To reduce the overestimation of the true error, Taylor models have been developed by Berz and his group since the 1990s. A Taylor model of a function f on an interval X consists of the Taylor polynomial p of order n of f and an interval remainder term I, which encloses the approximation error f-p on X. In computations that involve f, the function is then replaced by p+I. The polynomial part is propagated by symbolic calculations, whereas the interval remainder term encloses all truncation and roundoff errors that appear in the computation. Thus, Taylor models can be regarded as a symbiosis of a computer algebra method and interval arithmetic.
Software implementations of Taylor models have been applied to a variety of problems, such as global optimization problems, validated multidimensional integration, or the solution of ODEs and DAEs.
Our talk will present an introduction to Taylor models and discuss some open problems.
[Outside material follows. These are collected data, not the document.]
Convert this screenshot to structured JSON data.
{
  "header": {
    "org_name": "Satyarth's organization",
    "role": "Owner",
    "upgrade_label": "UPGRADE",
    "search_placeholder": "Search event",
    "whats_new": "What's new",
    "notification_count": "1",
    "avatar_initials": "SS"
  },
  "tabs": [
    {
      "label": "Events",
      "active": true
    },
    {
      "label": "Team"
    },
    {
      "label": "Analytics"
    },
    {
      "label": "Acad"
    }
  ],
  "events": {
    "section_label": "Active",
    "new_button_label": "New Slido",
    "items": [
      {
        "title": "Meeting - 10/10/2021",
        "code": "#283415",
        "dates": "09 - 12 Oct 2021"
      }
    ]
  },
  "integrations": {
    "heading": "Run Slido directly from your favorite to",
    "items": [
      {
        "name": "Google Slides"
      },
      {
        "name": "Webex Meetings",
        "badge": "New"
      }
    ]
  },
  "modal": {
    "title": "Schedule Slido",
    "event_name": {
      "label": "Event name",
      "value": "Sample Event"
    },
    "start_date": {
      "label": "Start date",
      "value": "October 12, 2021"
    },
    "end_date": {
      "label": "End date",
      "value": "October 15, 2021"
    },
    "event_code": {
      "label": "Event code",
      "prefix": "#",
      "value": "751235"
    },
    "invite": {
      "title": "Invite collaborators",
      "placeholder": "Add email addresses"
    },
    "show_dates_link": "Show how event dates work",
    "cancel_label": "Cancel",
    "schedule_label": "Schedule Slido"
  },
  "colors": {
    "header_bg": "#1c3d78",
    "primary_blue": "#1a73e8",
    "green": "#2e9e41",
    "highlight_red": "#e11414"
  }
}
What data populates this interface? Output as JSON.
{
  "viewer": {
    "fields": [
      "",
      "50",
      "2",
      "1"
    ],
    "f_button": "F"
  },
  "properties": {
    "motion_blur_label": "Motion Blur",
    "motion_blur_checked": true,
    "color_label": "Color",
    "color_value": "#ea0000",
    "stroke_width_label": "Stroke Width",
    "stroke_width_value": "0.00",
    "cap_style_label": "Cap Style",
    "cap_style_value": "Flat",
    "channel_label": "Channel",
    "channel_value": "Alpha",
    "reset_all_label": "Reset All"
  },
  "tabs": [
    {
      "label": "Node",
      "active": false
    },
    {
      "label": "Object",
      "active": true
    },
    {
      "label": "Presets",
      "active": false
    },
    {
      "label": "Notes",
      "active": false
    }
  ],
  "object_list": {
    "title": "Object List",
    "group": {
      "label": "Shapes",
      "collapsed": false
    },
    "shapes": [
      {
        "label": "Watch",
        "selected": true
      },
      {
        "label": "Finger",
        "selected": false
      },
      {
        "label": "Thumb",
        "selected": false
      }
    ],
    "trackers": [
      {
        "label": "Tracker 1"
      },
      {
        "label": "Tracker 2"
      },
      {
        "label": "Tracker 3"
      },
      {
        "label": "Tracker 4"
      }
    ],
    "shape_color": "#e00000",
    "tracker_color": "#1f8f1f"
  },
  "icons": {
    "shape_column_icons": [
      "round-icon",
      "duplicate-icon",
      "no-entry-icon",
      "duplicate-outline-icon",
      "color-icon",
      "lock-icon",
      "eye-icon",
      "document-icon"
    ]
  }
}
Abstract: Given just a picture of a relation, what can we deduce about the relation? If the picture was produced by a typical equation graphing program then almost nothing can be deduced as such pictures contain, by themselves, very little useful information. This clearly could be improved upon. I begin by offering some simple semantics for pictures of relations. After discussing some of the limitations of these semantics, I will outline some algorithms. Much of this work is embodied in GrafEq, which is available from www.peda.com/grafeq.
Abstract: We show how a variety of interval algorithms found their use in an important area of applied physics, multibody systems' modeling, and in particular, in the multibody modeling program MOBILE. The talk acquaints the audience with the key features of this open source software (e.g. its object-oriented approach resulting in usage of state objects and transmission elements for modeling of arbitrary mechanical systems), outlines the main advantages of applying interval arithmetic concepts to it (e.g. an opportunity to implement new kinds of transmission elements), and concentrates on interval modeling of dynamics, which is an inherent part of almost all multibody simulations. In the latter case, the strategies to overcome difficulties with integration of an interval initial value problem solver into MOBILE are described and as a result, its interval extension enhanced with such a solver (based on VNODE) is presented. The functionality of the above ways of intervals' application is shown on some examples. We provide insight into techniques used to enhance already existing modeling software with interval arithmetic concepts.
Abstract: ALIAS is a C++ library of algorithms that deal with systems of equations and inequalities. Most of these algorithms are based on interval analysis, but some of them are related to constraint programming methods, and a few others perform symbolic computations. The scope of ALIAS includes algebraic expressions and also expressions involving intervals. The library provides tools for a wide range of problems including finding an approximation of the real roots of a 0-dimensional system, giving bounds of the roots of an univariate polynomial, and performing global optimization of a function with interval coefficients.
Abstract: The challenge of the title consisted of ten computing problems (available from www.siam.org/siamnews/01-02/challenge.pdf) posed by L. N. Trefethen, who offered a cash prize for the best solutions. The event attracted 94 teams from 25 countries. The problems were numerical in nature, but symbolic computing was able to play an important, and sometimes surprising, role in about half of them. Interval arithmetic provides both an algorithm and verification for the global optimization problem of problem 4; intervals are also useful for problem 2, as a way to control the exposure to excessive rounding error. For problem 9, computer integration plays a surprising role. Symbolic work yielded interesting results in several of the other problems too, such as 6, 7, and 10. The important moral is that symbolic computation and interval methods can be very important in work on problems that are ostensibly purely numerical.